The anarchistic irrigation system made up of a thousand acequias governed by Spanish water law with roots in Moorish North Africa is under siege by commercial and municipal interests. Big box stores are moving into Santa Fe and Espanola at the rate of about one every two months. So northern New Mexico soon promises to be upside down like everywhere else, distinguished only by its scenic backdrop of the Sangre de Cristo Range and its self-parodying fake adobe architecture.
Development has come relatively late to northern New Mexico because of what was so well-rooted here. The Indian Pueblos have been adept at ducking beneath the waves of cultural invasion, the first Spanish, the second Anglo. And for centuries, Hispanics were protected from rapid assimilation by the isolation of their small villages. Against all odds, acequia traditions have remained strong in river valleys where subsistence farming and livestock production were once the center of village life.
The scattered villages, the acequia system which makes it so hard to tear the water away from the land, and the rough country have allowed northern New Mexico to remain rural and productive. But those are all defensive weapons. They don't confront traditional agriculture's inability to compete with industrial agriculture on price.
An offensive weapon appeared in the early 1970s, when the emergence of farmers' markets in Los Alamos, Santa Fe and Taos began to change the cost equation, and encouraged a new generation of small farmers to stay on the land, or return to it. Like farmers' markets everywhere, New Mexico's are based on protectionism: You are allowed to sell only what you grow, and your farm must be within a certain region.

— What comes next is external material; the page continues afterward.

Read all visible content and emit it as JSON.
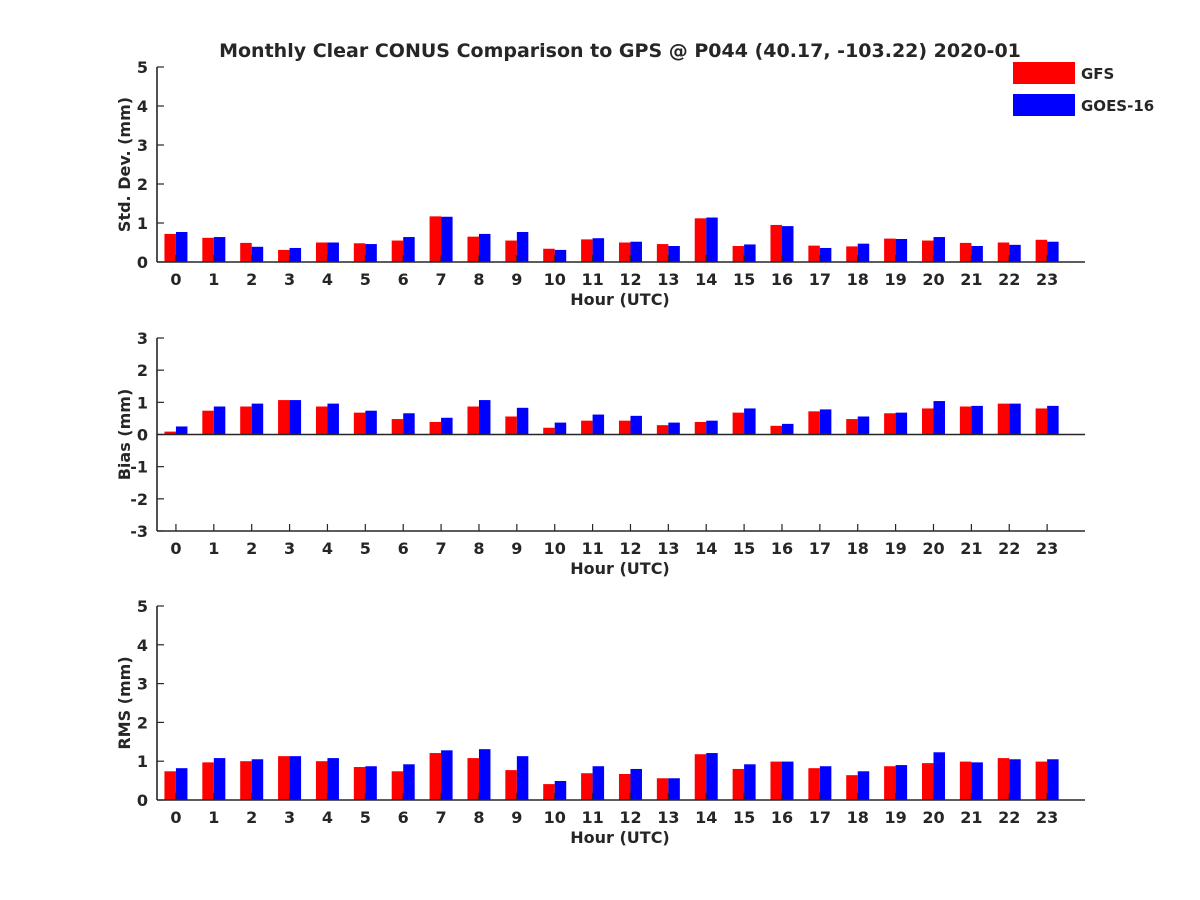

This rule is probably in violation of some clause in GATT or NAFTA. Someday, this may become an international issue because there are now 28 farmers' markets in New Mexico alone, and 3,000 to 5,000 nationally. They have become recognized forces in downtown revitalization and farmland preservation everywhere.

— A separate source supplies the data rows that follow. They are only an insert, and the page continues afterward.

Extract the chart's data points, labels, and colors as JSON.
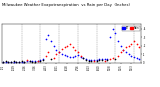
{
  "title": "Milwaukee Weather Evapotranspiration  vs Rain per Day  (Inches)",
  "title_fontsize": 2.8,
  "background_color": "#ffffff",
  "grid_color": "#888888",
  "legend_labels": [
    "ET",
    "Rain"
  ],
  "legend_colors": [
    "#0000ff",
    "#ff0000"
  ],
  "ylim": [
    0,
    0.45
  ],
  "xlim": [
    -0.5,
    51.5
  ],
  "xtick_fontsize": 1.8,
  "ytick_fontsize": 1.8,
  "x_et": [
    0,
    1,
    2,
    3,
    4,
    5,
    6,
    7,
    8,
    9,
    10,
    11,
    12,
    13,
    14,
    15,
    16,
    17,
    18,
    19,
    20,
    21,
    22,
    23,
    24,
    25,
    26,
    27,
    28,
    29,
    30,
    31,
    32,
    33,
    34,
    35,
    36,
    37,
    38,
    39,
    40,
    41,
    42,
    43,
    44,
    45,
    46,
    47,
    48,
    49,
    50,
    51
  ],
  "y_et": [
    0.01,
    0.01,
    0.01,
    0.01,
    0.01,
    0.01,
    0.01,
    0.01,
    0.01,
    0.02,
    0.02,
    0.02,
    0.02,
    0.02,
    0.03,
    0.04,
    0.28,
    0.32,
    0.25,
    0.2,
    0.15,
    0.12,
    0.1,
    0.09,
    0.08,
    0.07,
    0.07,
    0.08,
    0.09,
    0.07,
    0.06,
    0.04,
    0.03,
    0.03,
    0.03,
    0.03,
    0.04,
    0.04,
    0.04,
    0.04,
    0.3,
    0.4,
    0.35,
    0.25,
    0.2,
    0.15,
    0.12,
    0.1,
    0.08,
    0.07,
    0.05,
    0.04
  ],
  "x_rain": [
    9,
    13,
    16,
    17,
    19,
    20,
    21,
    22,
    23,
    24,
    25,
    26,
    27,
    28,
    29,
    34,
    38,
    40,
    41,
    43,
    44,
    45,
    46,
    47,
    48,
    49,
    50,
    51
  ],
  "y_rain": [
    0.03,
    0.02,
    0.08,
    0.12,
    0.05,
    0.1,
    0.13,
    0.16,
    0.18,
    0.2,
    0.22,
    0.18,
    0.15,
    0.12,
    0.08,
    0.02,
    0.02,
    0.04,
    0.06,
    0.08,
    0.12,
    0.15,
    0.18,
    0.2,
    0.22,
    0.25,
    0.22,
    0.18
  ],
  "x_black": [
    0,
    1,
    2,
    3,
    4,
    5,
    6,
    7,
    8,
    10,
    11,
    12,
    14,
    15,
    18,
    30,
    31,
    32,
    33,
    35,
    36,
    37,
    39,
    42
  ],
  "y_black": [
    0.01,
    0.02,
    0.01,
    0.01,
    0.02,
    0.01,
    0.01,
    0.02,
    0.01,
    0.02,
    0.01,
    0.01,
    0.02,
    0.03,
    0.04,
    0.05,
    0.03,
    0.02,
    0.02,
    0.02,
    0.03,
    0.03,
    0.03,
    0.04
  ],
  "xtick_positions": [
    0,
    4,
    8,
    12,
    16,
    20,
    24,
    28,
    32,
    36,
    40,
    44,
    48
  ],
  "xtick_labels": [
    "1/1",
    "1/29",
    "2/26",
    "3/26",
    "4/23",
    "5/21",
    "6/18",
    "7/16",
    "8/13",
    "9/10",
    "10/8",
    "11/5",
    "12/3"
  ],
  "vline_positions": [
    7,
    14,
    21,
    28,
    35,
    42,
    49
  ],
  "ytick_positions": [
    0.0,
    0.1,
    0.2,
    0.3,
    0.4
  ],
  "ytick_labels": [
    "0",
    ".1",
    ".2",
    ".3",
    ".4"
  ],
  "marker_size": 1.5
}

Turning the world right side up by getting the big boys to do the right thing is - conceptually - easy. Just make them pay the full price of their production. The hard part lies in how to encourage the little fellow to do his part. Our dinner-table conversation raked over the agonizing problem of how to encourage people to keep farming when they couldn't afford to buy land, when they had no access to long-term credit, when they couldn't earn equity in rented land, when they had to work 16 hours a day during three seasons of the year for little money and virtually no fringe benefits.
What I would propose - until the corporations clean up their act - is to create Local Content Zones in which local producers of all sorts, but primarily agricultural, are protected from competition coming from outside their self-determined region. A Local Content Zone could be anything from a farmers' market, a public market hall (several of which I recently visited in Baltimore), or a small zone within a city, such as the soon-to-be-developed city-owned rail-yard property in downtown Santa Fe.
Local Content Zones and their producers would be subsidized to exactly the same measure and degree as multinational producers are now subsidized. Add up the environmental and social costs not covered in the cost of goods being produced and pass this amount on (by way of subsidy) to the Local Content Zones and their producers, enabling them to underprice their multinational competition right away. This is just the sort of calculation the World Trade Organization should be able to do in a snap of the fingers. With the Local Content Zones providing their economic base, the farmers will soon be able to buy land, get credit and send their children to college.
In 10 or 20 years, when the world turns right side up - as increasingly acute environmental crises will force it to do - subsidies to Local Content Zones can wither away, because our small, locally based producers will be on a level playing field.
There will be those who argue that with subsidies you can make anything work. Exactly. Our present upside-down world is a prime example.